There's something odd going with BUSCO and different versions, but I don't currently have time to dig anymore into this.
It's a long time ago and I'm facing a similar situation.
For transcriptome completeness assessment, the result between BUSCO v 2.0 and CEGMA could be
very different, i.e. BUSCO completness (C:55.1%[S:35.6%,D:19.5%],F:6.3%,M:38.6%,n:978) but cegma produces higher scores (74.19 completeness; 83.06 partial).
So I wonder how you deal with this in the end, you just stick only to CEGMA?
This is the command:
python3 BUSCO_v1.22.py -o output -in genome.fasta -l /db/busco/eukaryota -m genome
With these versions of the tools:
Is the transcriptome extracted from the genome using gene annotations? If not, it's possible that your transcriptome is just more complete/correct than the genome.

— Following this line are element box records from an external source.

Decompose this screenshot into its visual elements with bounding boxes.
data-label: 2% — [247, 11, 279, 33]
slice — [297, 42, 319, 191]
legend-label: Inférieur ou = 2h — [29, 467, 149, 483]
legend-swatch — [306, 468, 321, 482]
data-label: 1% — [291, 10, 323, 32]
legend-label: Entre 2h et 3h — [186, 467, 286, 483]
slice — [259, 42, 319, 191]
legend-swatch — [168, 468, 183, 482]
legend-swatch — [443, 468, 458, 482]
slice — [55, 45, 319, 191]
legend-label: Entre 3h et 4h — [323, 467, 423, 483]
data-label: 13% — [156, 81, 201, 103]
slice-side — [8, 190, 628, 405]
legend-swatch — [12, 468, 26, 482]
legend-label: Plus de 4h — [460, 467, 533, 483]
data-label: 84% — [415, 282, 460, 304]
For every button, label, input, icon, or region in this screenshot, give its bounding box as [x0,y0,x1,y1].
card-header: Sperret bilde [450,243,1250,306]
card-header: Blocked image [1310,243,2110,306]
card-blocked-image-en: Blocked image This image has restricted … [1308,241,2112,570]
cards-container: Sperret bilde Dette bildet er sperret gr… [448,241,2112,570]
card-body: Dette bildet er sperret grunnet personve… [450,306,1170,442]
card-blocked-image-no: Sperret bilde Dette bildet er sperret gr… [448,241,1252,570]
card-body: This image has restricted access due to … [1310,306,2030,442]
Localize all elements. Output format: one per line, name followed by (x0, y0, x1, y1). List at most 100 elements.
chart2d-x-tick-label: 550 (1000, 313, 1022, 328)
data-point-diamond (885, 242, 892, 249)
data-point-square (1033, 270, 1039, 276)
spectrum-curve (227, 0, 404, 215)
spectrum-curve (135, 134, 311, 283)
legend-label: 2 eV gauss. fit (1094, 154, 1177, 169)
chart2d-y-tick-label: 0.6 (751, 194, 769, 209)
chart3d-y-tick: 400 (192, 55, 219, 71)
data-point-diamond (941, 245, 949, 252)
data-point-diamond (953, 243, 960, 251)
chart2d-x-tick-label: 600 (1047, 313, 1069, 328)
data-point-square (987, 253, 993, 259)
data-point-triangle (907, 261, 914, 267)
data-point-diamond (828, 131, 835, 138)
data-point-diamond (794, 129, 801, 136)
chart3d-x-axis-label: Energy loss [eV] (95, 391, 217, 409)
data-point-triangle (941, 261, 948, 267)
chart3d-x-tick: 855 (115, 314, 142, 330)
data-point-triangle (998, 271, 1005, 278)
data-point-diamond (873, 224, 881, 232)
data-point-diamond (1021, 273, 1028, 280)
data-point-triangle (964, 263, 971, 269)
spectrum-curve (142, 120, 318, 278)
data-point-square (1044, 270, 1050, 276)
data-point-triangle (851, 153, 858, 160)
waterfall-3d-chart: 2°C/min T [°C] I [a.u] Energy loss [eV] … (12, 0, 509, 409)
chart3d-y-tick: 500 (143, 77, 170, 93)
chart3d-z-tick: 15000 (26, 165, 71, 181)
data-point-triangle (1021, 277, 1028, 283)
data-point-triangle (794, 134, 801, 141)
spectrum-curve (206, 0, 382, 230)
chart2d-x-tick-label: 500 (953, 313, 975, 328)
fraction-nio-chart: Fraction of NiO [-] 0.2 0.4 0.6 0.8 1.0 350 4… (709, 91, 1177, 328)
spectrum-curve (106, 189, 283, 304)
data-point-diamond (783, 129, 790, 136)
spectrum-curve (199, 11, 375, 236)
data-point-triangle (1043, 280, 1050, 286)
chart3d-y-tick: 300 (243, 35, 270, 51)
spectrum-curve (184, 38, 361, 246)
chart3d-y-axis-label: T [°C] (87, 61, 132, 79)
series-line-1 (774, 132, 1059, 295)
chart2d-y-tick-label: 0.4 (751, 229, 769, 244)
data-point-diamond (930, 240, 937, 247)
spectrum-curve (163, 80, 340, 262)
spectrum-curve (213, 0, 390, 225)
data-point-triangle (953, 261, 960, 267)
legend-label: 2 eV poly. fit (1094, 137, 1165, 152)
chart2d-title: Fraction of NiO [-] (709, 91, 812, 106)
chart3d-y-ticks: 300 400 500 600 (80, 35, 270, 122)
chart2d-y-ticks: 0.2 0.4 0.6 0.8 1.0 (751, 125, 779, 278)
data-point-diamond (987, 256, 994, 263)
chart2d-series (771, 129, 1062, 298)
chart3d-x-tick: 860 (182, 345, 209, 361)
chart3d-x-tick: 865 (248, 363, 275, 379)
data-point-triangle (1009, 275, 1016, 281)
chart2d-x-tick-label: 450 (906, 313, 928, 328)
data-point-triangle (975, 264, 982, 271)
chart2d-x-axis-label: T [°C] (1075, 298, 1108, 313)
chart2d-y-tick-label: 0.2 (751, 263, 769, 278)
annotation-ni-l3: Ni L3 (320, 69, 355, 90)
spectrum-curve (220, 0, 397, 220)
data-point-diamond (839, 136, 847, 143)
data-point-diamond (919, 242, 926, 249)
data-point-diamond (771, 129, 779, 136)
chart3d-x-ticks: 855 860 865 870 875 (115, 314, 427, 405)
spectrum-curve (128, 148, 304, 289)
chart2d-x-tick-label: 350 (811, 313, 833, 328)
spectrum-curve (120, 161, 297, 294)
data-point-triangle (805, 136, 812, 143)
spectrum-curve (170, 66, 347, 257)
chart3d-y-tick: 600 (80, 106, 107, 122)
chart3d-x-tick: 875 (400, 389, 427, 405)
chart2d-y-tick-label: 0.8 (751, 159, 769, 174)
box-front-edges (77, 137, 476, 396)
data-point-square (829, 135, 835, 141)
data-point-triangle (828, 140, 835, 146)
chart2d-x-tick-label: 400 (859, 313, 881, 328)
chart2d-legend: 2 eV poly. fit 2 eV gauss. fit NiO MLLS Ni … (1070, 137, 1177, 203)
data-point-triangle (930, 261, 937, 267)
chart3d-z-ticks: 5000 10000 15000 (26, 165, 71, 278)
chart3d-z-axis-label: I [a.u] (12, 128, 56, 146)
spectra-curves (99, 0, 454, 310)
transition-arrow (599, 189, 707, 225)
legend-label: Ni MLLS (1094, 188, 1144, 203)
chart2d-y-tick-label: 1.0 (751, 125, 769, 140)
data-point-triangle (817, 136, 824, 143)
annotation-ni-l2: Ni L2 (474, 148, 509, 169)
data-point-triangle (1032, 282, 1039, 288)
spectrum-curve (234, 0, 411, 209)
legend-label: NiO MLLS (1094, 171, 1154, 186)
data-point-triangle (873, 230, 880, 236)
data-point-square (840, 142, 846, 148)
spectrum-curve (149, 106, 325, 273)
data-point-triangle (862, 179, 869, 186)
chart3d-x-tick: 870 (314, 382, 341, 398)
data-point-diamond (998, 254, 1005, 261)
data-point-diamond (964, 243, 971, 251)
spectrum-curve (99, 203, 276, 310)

I have heard (second-hand, admittedly) of cases where transcripts map back to the genome >95%, but the genome completeness is low; see my below reply re: nematode. However, if one uses the transcripts to derive gene models (e.g. using MAKER), then uses BUSCO on the gene model sequence, the % completeness goes up.
Based on the BUSCO manual:
So, maybe Augustus has a hard time deriving accurate gene models de novo leading to poor BUSCO scores, but when assisted using transcriptome data BUSCO works more effectively?
Yeah, could well be.
I'm not convinced that BUSCO is doing the right thing here either, but working through the code is like walking through treacle...
Both are data derived from a curated species, Dictyostelium discoideum, so should be pretty reliable and similar.